Mi, 22. November 2017

„Galaxy Skin“

27.09.2011 14:39

Erstes biegbares Handy angeblich bereits 2012

Als die südkoreanische Design-Studentin Hye-Yeon Yoo im Juni dieses Jahres das Konzept eines faltbaren Samsung-Smartphones – genannt "Galaxy Skin" - vorstellte, hielten dies viele noch für ferne Zukunft. Einem Bericht der "International Business Times" zufolge könnte diese aber schon bald Realität werden: Samsung soll demnach im zweiten Quartal des nächsten Jahres mit der Serienproduktion flexibler AMOLED-Displays beginnen. Smartphones, die sich wie in der Konzeptstudie um den Arm wickeln, in sich verdrehen und biegen lassen, wären dann nicht mehr ausgeschlossen.
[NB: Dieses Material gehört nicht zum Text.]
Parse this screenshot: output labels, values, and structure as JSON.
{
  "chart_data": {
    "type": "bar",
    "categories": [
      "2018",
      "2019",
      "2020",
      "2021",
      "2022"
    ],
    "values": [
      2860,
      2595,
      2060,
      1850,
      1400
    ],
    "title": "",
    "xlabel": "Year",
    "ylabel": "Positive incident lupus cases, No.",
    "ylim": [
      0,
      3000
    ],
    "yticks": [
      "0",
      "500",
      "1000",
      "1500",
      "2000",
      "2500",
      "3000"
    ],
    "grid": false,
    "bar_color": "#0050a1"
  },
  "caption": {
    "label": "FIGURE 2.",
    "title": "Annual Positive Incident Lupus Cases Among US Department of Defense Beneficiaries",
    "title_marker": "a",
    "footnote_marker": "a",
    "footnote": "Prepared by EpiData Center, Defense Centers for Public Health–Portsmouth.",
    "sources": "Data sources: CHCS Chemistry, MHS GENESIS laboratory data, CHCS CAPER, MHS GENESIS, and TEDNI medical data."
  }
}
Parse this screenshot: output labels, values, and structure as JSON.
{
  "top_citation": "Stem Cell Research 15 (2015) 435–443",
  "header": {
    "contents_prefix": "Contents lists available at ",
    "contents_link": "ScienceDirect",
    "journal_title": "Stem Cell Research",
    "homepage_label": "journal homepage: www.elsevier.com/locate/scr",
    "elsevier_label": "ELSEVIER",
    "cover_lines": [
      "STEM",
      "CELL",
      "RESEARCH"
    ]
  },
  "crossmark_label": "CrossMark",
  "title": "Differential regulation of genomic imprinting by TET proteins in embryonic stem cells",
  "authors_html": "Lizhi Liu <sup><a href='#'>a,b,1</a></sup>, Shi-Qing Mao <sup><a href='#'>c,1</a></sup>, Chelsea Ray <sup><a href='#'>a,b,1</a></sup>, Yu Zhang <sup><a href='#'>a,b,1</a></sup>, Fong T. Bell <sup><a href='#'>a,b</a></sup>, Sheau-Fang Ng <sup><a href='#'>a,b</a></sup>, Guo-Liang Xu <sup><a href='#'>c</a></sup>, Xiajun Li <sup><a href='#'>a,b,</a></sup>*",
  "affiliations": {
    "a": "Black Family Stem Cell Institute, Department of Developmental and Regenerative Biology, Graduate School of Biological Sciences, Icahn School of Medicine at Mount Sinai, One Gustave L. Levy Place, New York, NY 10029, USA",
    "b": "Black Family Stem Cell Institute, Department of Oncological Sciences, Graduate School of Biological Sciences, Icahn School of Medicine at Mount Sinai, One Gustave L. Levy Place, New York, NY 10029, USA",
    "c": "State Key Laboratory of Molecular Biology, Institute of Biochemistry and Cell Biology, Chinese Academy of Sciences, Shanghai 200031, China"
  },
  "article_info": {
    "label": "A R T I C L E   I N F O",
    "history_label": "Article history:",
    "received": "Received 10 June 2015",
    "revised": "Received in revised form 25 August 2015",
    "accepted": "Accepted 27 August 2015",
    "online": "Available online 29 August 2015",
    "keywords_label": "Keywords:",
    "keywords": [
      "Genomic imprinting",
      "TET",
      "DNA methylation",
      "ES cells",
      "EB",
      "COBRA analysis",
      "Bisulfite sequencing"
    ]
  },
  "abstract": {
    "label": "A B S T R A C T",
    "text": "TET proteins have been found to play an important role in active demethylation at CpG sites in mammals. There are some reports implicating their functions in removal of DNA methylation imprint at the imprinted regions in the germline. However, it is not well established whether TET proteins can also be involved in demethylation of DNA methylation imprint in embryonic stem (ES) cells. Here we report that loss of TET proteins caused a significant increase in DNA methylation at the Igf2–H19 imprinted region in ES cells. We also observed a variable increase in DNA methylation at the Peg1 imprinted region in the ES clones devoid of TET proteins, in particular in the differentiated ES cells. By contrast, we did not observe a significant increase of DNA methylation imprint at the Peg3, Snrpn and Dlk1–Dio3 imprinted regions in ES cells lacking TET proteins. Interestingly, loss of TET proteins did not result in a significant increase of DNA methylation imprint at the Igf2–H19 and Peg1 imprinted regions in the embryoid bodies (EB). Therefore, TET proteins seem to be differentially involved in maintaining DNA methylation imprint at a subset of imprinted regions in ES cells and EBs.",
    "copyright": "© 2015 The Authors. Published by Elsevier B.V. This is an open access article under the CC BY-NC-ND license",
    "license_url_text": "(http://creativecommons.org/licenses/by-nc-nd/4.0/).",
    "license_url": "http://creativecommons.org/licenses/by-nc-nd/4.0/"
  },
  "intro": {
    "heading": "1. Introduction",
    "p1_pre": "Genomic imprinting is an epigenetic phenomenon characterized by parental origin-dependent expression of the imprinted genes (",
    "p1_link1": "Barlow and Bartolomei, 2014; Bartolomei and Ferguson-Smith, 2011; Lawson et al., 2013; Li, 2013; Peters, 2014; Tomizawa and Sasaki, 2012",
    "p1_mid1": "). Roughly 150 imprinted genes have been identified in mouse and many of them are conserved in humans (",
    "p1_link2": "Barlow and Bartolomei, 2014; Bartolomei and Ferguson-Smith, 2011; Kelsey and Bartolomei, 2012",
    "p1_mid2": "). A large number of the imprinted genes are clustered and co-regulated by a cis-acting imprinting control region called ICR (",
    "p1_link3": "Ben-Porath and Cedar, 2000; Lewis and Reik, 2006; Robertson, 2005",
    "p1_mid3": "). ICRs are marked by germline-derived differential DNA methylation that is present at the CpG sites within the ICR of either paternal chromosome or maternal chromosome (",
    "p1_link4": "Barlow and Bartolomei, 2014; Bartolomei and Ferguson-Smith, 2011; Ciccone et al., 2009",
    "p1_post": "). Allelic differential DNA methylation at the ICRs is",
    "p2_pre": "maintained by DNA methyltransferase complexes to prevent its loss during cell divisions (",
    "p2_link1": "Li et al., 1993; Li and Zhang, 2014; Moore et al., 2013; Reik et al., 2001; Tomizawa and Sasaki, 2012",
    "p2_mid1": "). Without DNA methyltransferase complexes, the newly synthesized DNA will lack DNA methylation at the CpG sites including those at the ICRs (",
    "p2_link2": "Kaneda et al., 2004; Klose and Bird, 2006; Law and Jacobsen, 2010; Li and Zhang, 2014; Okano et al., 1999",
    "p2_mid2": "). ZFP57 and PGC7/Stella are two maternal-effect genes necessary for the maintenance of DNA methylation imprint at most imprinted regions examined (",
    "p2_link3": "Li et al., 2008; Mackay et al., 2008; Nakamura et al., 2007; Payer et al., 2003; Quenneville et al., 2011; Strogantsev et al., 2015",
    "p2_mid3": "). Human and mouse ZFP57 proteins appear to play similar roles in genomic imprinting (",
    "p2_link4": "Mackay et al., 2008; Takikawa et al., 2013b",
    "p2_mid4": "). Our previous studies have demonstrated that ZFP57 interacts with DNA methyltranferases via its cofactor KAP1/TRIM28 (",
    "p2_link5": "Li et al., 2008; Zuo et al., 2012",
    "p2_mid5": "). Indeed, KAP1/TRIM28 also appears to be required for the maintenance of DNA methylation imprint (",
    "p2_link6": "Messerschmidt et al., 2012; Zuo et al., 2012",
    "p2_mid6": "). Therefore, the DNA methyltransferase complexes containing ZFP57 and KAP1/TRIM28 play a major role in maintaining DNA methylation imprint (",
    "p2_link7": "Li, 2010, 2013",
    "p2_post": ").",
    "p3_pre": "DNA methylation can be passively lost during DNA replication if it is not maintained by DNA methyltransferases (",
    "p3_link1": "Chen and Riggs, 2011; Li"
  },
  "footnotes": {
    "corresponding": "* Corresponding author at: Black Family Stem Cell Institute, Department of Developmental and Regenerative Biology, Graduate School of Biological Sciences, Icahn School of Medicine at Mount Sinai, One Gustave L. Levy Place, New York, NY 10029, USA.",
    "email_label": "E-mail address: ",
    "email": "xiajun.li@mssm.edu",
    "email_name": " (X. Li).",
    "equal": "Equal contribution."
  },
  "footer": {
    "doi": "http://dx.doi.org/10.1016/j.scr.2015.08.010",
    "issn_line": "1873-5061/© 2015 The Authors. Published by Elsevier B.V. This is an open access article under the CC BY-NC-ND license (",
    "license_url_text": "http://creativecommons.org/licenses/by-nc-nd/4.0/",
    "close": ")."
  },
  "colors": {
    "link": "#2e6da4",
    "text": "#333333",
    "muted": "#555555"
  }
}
Flexible Displays beflügeln bereits seit geraumer Zeit die Fantasie der Hersteller. So stellte Philips etwa bereits zur Internationalen Funkausstellung 2005 in Berlin ein erstes E-Paper mit aufrollbarem Display vor, drei Jahre später schwärmte auch Nokia in einer Konzeptstudie von einem Handy mit biegbarem Bildschirm. 2010 wiederum präsentierte Sony den Prototypen eines aufrollbaren Farbbildschirms, der so dünn war, dass er sich um einen Bleistift wickeln ließ. "Wir glauben, dass wir damit mobile elektronische Geräte bauen können, die gleichzeitig leicht und robust sind", hieß es seitens des japanischen Elektronikkonzerns damals.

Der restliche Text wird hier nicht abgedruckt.